Capri shares decline after the New York Times revealed that the US Federal Trade Commission intends to stop Tapestry’s acquisition of the company.
According to a report from The New York Times on Wednesday, the US Federal Trade Commission (FTC) is preparing to take legal action to block Tapestry's (TPR) proposed $8.5 billion acquisition of Capri Holdings Ltd. (CPRI).
This potential deal would merge well-known fashion brands, such as Versace, Michael Kors and Coach.
The New York Times reported that sources familiar with the situation revealed that the FTC's five commissioners plan to meet next week to deliberate on the issue, which could lead to a formal decision on whether to file a lawsuit. However, they stated that the FTC may decide not to take legal action.
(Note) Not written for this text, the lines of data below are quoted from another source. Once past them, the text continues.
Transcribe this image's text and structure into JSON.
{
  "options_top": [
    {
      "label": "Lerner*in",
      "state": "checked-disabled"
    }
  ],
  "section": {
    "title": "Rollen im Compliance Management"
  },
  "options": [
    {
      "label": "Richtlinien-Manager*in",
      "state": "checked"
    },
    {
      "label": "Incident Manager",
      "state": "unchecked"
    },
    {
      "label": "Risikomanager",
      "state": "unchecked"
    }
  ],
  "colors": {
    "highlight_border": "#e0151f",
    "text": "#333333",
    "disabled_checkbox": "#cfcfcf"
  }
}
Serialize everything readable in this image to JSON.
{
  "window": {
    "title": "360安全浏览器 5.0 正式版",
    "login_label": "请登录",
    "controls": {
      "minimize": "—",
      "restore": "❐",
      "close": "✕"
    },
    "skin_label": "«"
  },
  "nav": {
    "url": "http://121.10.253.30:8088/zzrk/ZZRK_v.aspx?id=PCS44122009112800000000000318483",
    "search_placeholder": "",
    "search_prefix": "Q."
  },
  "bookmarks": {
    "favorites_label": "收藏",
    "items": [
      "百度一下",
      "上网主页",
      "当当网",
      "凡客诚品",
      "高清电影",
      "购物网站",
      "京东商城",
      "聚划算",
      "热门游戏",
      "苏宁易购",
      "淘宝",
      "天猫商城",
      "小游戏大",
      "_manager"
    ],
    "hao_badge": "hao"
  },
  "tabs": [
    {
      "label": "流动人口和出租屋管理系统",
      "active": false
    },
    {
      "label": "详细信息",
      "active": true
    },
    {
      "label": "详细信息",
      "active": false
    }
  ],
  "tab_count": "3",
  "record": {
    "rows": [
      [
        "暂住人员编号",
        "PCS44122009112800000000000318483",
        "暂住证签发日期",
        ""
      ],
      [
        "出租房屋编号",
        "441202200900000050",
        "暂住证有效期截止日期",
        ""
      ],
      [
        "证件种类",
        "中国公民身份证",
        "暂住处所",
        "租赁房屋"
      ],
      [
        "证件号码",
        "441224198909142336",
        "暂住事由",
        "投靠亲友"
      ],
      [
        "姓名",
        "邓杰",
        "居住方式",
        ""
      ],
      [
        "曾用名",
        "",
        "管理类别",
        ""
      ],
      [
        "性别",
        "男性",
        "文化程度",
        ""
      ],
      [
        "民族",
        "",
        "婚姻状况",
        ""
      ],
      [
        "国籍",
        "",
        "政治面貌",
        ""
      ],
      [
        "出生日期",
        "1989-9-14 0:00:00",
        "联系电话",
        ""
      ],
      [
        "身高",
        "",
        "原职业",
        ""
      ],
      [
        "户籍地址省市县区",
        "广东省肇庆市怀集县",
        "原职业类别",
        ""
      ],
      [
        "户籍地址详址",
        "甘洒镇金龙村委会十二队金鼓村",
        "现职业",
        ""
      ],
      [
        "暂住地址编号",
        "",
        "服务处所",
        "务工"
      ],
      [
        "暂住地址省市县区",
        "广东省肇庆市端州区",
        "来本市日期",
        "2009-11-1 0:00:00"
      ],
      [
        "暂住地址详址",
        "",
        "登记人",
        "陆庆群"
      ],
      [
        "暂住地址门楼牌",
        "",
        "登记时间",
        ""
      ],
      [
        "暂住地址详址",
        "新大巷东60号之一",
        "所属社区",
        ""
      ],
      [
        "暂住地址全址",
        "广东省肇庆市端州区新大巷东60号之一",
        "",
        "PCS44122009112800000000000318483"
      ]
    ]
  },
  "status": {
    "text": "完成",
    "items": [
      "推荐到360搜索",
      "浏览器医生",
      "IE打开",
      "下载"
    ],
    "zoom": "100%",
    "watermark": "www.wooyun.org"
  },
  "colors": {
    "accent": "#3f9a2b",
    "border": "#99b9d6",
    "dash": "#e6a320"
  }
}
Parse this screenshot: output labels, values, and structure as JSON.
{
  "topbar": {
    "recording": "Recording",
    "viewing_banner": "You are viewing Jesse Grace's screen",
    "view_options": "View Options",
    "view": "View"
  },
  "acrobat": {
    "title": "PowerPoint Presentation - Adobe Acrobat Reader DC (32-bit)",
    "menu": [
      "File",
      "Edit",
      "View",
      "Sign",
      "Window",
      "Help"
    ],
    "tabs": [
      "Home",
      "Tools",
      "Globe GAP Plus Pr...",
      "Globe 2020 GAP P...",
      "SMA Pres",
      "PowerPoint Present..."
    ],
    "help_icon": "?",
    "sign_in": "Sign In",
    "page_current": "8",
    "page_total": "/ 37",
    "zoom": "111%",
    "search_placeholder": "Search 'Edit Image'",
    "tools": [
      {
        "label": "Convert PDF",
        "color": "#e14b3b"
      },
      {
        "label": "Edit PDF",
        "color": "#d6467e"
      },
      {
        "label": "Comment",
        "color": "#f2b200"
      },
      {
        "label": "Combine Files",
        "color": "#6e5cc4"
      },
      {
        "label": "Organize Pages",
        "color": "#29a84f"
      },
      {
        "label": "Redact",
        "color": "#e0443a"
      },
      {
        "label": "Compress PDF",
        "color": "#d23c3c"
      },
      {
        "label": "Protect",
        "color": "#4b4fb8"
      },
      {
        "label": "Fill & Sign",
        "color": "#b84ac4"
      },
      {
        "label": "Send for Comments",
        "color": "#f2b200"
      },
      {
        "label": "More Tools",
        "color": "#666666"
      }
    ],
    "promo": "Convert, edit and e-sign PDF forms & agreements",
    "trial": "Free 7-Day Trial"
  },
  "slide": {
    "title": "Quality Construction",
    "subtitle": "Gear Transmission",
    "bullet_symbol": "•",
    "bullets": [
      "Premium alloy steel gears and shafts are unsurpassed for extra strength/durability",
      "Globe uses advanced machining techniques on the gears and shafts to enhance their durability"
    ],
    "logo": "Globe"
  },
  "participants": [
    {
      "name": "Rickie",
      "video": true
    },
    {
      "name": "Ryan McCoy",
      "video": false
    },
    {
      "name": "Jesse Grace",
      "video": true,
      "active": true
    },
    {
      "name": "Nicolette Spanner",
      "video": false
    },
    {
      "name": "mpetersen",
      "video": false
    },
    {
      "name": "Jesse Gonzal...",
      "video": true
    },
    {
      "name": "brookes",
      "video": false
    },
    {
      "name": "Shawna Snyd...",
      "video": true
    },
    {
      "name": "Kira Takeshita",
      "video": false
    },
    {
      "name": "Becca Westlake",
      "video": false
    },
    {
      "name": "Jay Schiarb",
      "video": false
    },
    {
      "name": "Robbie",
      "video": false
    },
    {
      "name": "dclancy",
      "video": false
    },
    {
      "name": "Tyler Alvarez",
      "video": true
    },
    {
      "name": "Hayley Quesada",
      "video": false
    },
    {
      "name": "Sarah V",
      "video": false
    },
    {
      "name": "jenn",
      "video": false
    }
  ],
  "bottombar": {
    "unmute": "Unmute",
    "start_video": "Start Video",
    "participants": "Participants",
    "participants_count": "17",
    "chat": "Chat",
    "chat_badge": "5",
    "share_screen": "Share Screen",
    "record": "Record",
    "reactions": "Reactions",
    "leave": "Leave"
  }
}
The planned merger, which seeks to create a major US luxury goods company to rival European counterparts such as LVMH, has faced regulatory scrutiny in the United States, although it has been approved by regulators in the European Union and Japan.
Investors have reacted negatively to the proposed merger, with Capri Holdings' stock value falling 22.25% this year. In pre-market trading, CPRI shares fell an additional 2.4%. Meanwhile, Tapestry stock rose 1.9% in pre-market trading. This pessimism casts doubt on whether the merger will go ahead as intended.
The potential action by the Federal Trade Commission to intervene in Tapestry's acquisition of Capri Holdings represents a significant event in fashion industry regulation, highlighting a shift in focus on antitrust enforcement under the current government.